たとえば仕事で成果を上げたとき、上司に「よくやった」とほめられるのはすんなりと受け入れられるものの、同僚や後輩に「よくやりましたね」とほめられると違和感を感じる、という方もいるのでは。それは、アドラーが言うように上下関係を伴うからでしょう。

ほめる行為の背景にあるのは、「相手を操作しよう」という目的。なるほど、親がほめると小さな子は喜んで同じことを繰り返し「できたよ」とアピールしたり、もっとほめてもらおうと頑張ります。

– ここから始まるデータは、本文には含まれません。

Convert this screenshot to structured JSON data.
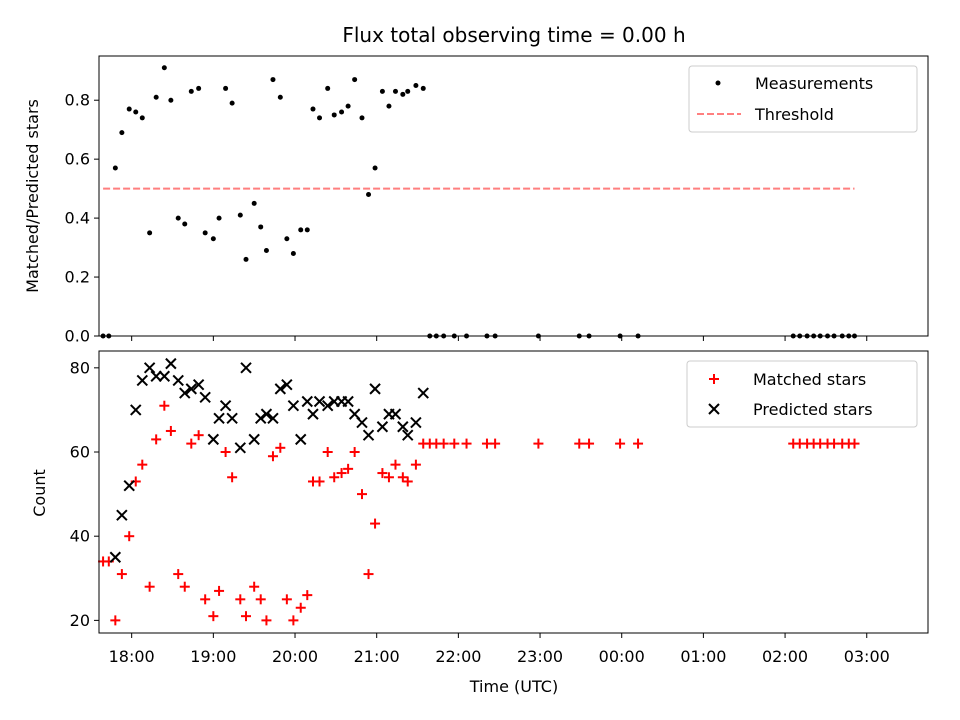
{
  "chart_data": [
    {
      "type": "scatter",
      "title": "Flux total observing time = 0.00 h",
      "ylabel": "Matched/Predicted stars",
      "xlabel": "",
      "xlim": [
        -0.4,
        9.75
      ],
      "ylim": [
        0,
        0.95
      ],
      "yticks": [
        0,
        0.2,
        0.4,
        0.6,
        0.8
      ],
      "ytick_labels": [
        "0.0",
        "0.2",
        "0.4",
        "0.6",
        "0.8"
      ],
      "legend_position": "upper right",
      "series": [
        {
          "name": "Measurements",
          "marker": "dot",
          "color": "#000000",
          "points": [
            [
              -0.35,
              0.0
            ],
            [
              -0.28,
              0.0
            ],
            [
              -0.2,
              0.57
            ],
            [
              -0.12,
              0.69
            ],
            [
              -0.03,
              0.77
            ],
            [
              0.05,
              0.76
            ],
            [
              0.13,
              0.74
            ],
            [
              0.22,
              0.35
            ],
            [
              0.3,
              0.81
            ],
            [
              0.4,
              0.91
            ],
            [
              0.48,
              0.8
            ],
            [
              0.57,
              0.4
            ],
            [
              0.65,
              0.38
            ],
            [
              0.73,
              0.83
            ],
            [
              0.82,
              0.84
            ],
            [
              0.9,
              0.35
            ],
            [
              1.0,
              0.33
            ],
            [
              1.07,
              0.4
            ],
            [
              1.15,
              0.84
            ],
            [
              1.23,
              0.79
            ],
            [
              1.33,
              0.41
            ],
            [
              1.4,
              0.26
            ],
            [
              1.5,
              0.45
            ],
            [
              1.58,
              0.37
            ],
            [
              1.65,
              0.29
            ],
            [
              1.73,
              0.87
            ],
            [
              1.82,
              0.81
            ],
            [
              1.9,
              0.33
            ],
            [
              1.98,
              0.28
            ],
            [
              2.07,
              0.36
            ],
            [
              2.15,
              0.36
            ],
            [
              2.22,
              0.77
            ],
            [
              2.3,
              0.74
            ],
            [
              2.4,
              0.84
            ],
            [
              2.48,
              0.75
            ],
            [
              2.57,
              0.76
            ],
            [
              2.65,
              0.78
            ],
            [
              2.73,
              0.87
            ],
            [
              2.82,
              0.74
            ],
            [
              2.9,
              0.48
            ],
            [
              2.98,
              0.57
            ],
            [
              3.07,
              0.83
            ],
            [
              3.15,
              0.78
            ],
            [
              3.23,
              0.83
            ],
            [
              3.32,
              0.82
            ],
            [
              3.38,
              0.83
            ],
            [
              3.48,
              0.85
            ],
            [
              3.57,
              0.84
            ],
            [
              3.65,
              0.0
            ],
            [
              3.73,
              0.0
            ],
            [
              3.82,
              0.0
            ],
            [
              3.95,
              0.0
            ],
            [
              4.1,
              0.0
            ],
            [
              4.35,
              0.0
            ],
            [
              4.45,
              0.0
            ],
            [
              4.98,
              0.0
            ],
            [
              5.48,
              0.0
            ],
            [
              5.6,
              0.0
            ],
            [
              5.98,
              0.0
            ],
            [
              6.2,
              0.0
            ],
            [
              8.1,
              0.0
            ],
            [
              8.18,
              0.0
            ],
            [
              8.27,
              0.0
            ],
            [
              8.35,
              0.0
            ],
            [
              8.43,
              0.0
            ],
            [
              8.52,
              0.0
            ],
            [
              8.6,
              0.0
            ],
            [
              8.7,
              0.0
            ],
            [
              8.78,
              0.0
            ],
            [
              8.85,
              0.0
            ]
          ]
        },
        {
          "name": "Threshold",
          "marker": "dashed-line",
          "color": "#ff7f7f",
          "x": [
            -0.35,
            8.85
          ],
          "y": [
            0.5,
            0.5
          ]
        }
      ]
    },
    {
      "type": "scatter",
      "title": "",
      "ylabel": "Count",
      "xlabel": "Time (UTC)",
      "xlim": [
        -0.4,
        9.75
      ],
      "ylim": [
        17,
        84
      ],
      "yticks": [
        20,
        40,
        60,
        80
      ],
      "ytick_labels": [
        "20",
        "40",
        "60",
        "80"
      ],
      "xticks": [
        0,
        1,
        2,
        3,
        4,
        5,
        6,
        7,
        8,
        9
      ],
      "xtick_labels": [
        "18:00",
        "19:00",
        "20:00",
        "21:00",
        "22:00",
        "23:00",
        "00:00",
        "01:00",
        "02:00",
        "03:00"
      ],
      "legend_position": "upper right",
      "series": [
        {
          "name": "Matched stars",
          "marker": "plus",
          "color": "#ff0000",
          "points": [
            [
              -0.35,
              34
            ],
            [
              -0.28,
              34
            ],
            [
              -0.2,
              20
            ],
            [
              -0.12,
              31
            ],
            [
              -0.03,
              40
            ],
            [
              0.05,
              53
            ],
            [
              0.13,
              57
            ],
            [
              0.22,
              28
            ],
            [
              0.3,
              63
            ],
            [
              0.4,
              71
            ],
            [
              0.48,
              65
            ],
            [
              0.57,
              31
            ],
            [
              0.65,
              28
            ],
            [
              0.73,
              62
            ],
            [
              0.82,
              64
            ],
            [
              0.9,
              25
            ],
            [
              1.0,
              21
            ],
            [
              1.07,
              27
            ],
            [
              1.15,
              60
            ],
            [
              1.23,
              54
            ],
            [
              1.33,
              25
            ],
            [
              1.4,
              21
            ],
            [
              1.5,
              28
            ],
            [
              1.58,
              25
            ],
            [
              1.65,
              20
            ],
            [
              1.73,
              59
            ],
            [
              1.82,
              61
            ],
            [
              1.9,
              25
            ],
            [
              1.98,
              20
            ],
            [
              2.07,
              23
            ],
            [
              2.15,
              26
            ],
            [
              2.22,
              53
            ],
            [
              2.3,
              53
            ],
            [
              2.4,
              60
            ],
            [
              2.48,
              54
            ],
            [
              2.57,
              55
            ],
            [
              2.65,
              56
            ],
            [
              2.73,
              60
            ],
            [
              2.82,
              50
            ],
            [
              2.9,
              31
            ],
            [
              2.98,
              43
            ],
            [
              3.07,
              55
            ],
            [
              3.15,
              54
            ],
            [
              3.23,
              57
            ],
            [
              3.32,
              54
            ],
            [
              3.38,
              53
            ],
            [
              3.48,
              57
            ],
            [
              3.57,
              62
            ],
            [
              3.65,
              62
            ],
            [
              3.73,
              62
            ],
            [
              3.82,
              62
            ],
            [
              3.95,
              62
            ],
            [
              4.1,
              62
            ],
            [
              4.35,
              62
            ],
            [
              4.45,
              62
            ],
            [
              4.98,
              62
            ],
            [
              5.48,
              62
            ],
            [
              5.6,
              62
            ],
            [
              5.98,
              62
            ],
            [
              6.2,
              62
            ],
            [
              8.1,
              62
            ],
            [
              8.18,
              62
            ],
            [
              8.27,
              62
            ],
            [
              8.35,
              62
            ],
            [
              8.43,
              62
            ],
            [
              8.52,
              62
            ],
            [
              8.6,
              62
            ],
            [
              8.7,
              62
            ],
            [
              8.78,
              62
            ],
            [
              8.85,
              62
            ]
          ]
        },
        {
          "name": "Predicted stars",
          "marker": "x",
          "color": "#000000",
          "points": [
            [
              -0.2,
              35
            ],
            [
              -0.12,
              45
            ],
            [
              -0.03,
              52
            ],
            [
              0.05,
              70
            ],
            [
              0.13,
              77
            ],
            [
              0.22,
              80
            ],
            [
              0.3,
              78
            ],
            [
              0.4,
              78
            ],
            [
              0.48,
              81
            ],
            [
              0.57,
              77
            ],
            [
              0.65,
              74
            ],
            [
              0.73,
              75
            ],
            [
              0.82,
              76
            ],
            [
              0.9,
              73
            ],
            [
              1.0,
              63
            ],
            [
              1.07,
              68
            ],
            [
              1.15,
              71
            ],
            [
              1.23,
              68
            ],
            [
              1.33,
              61
            ],
            [
              1.4,
              80
            ],
            [
              1.5,
              63
            ],
            [
              1.58,
              68
            ],
            [
              1.65,
              69
            ],
            [
              1.73,
              68
            ],
            [
              1.82,
              75
            ],
            [
              1.9,
              76
            ],
            [
              1.98,
              71
            ],
            [
              2.07,
              63
            ],
            [
              2.15,
              72
            ],
            [
              2.22,
              69
            ],
            [
              2.3,
              72
            ],
            [
              2.4,
              71
            ],
            [
              2.48,
              72
            ],
            [
              2.57,
              72
            ],
            [
              2.65,
              72
            ],
            [
              2.73,
              69
            ],
            [
              2.82,
              67
            ],
            [
              2.9,
              64
            ],
            [
              2.98,
              75
            ],
            [
              3.07,
              66
            ],
            [
              3.15,
              69
            ],
            [
              3.23,
              69
            ],
            [
              3.32,
              66
            ],
            [
              3.38,
              64
            ],
            [
              3.48,
              67
            ],
            [
              3.57,
              74
            ]
          ]
        }
      ]
    }
  ]
}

子どもが段々と成長すると、「親にほめられたいから勉強しよう」「親にほめられるために進路を選ぼう」と考えることは、特に日本では多いかもしれません。子どもをほめることには、常に親の顔色を伺い、親の意見を求め、親にほめられる人生を歩むよう育ててしまうというリスクがあったのです。

自分で考え、自分で納得した人生を歩んでもらうために

親の言いなりの人生を歩むのではなく、子ども自身の頭で考え、自分が納得できる人生を歩んでもらうために、親ができることは何でしょうか。

アドラーは、ほめることで生じる上下関係のような「縦の関係」ではなく、あらゆる人間関係が「横の関係」になるよう勧めます。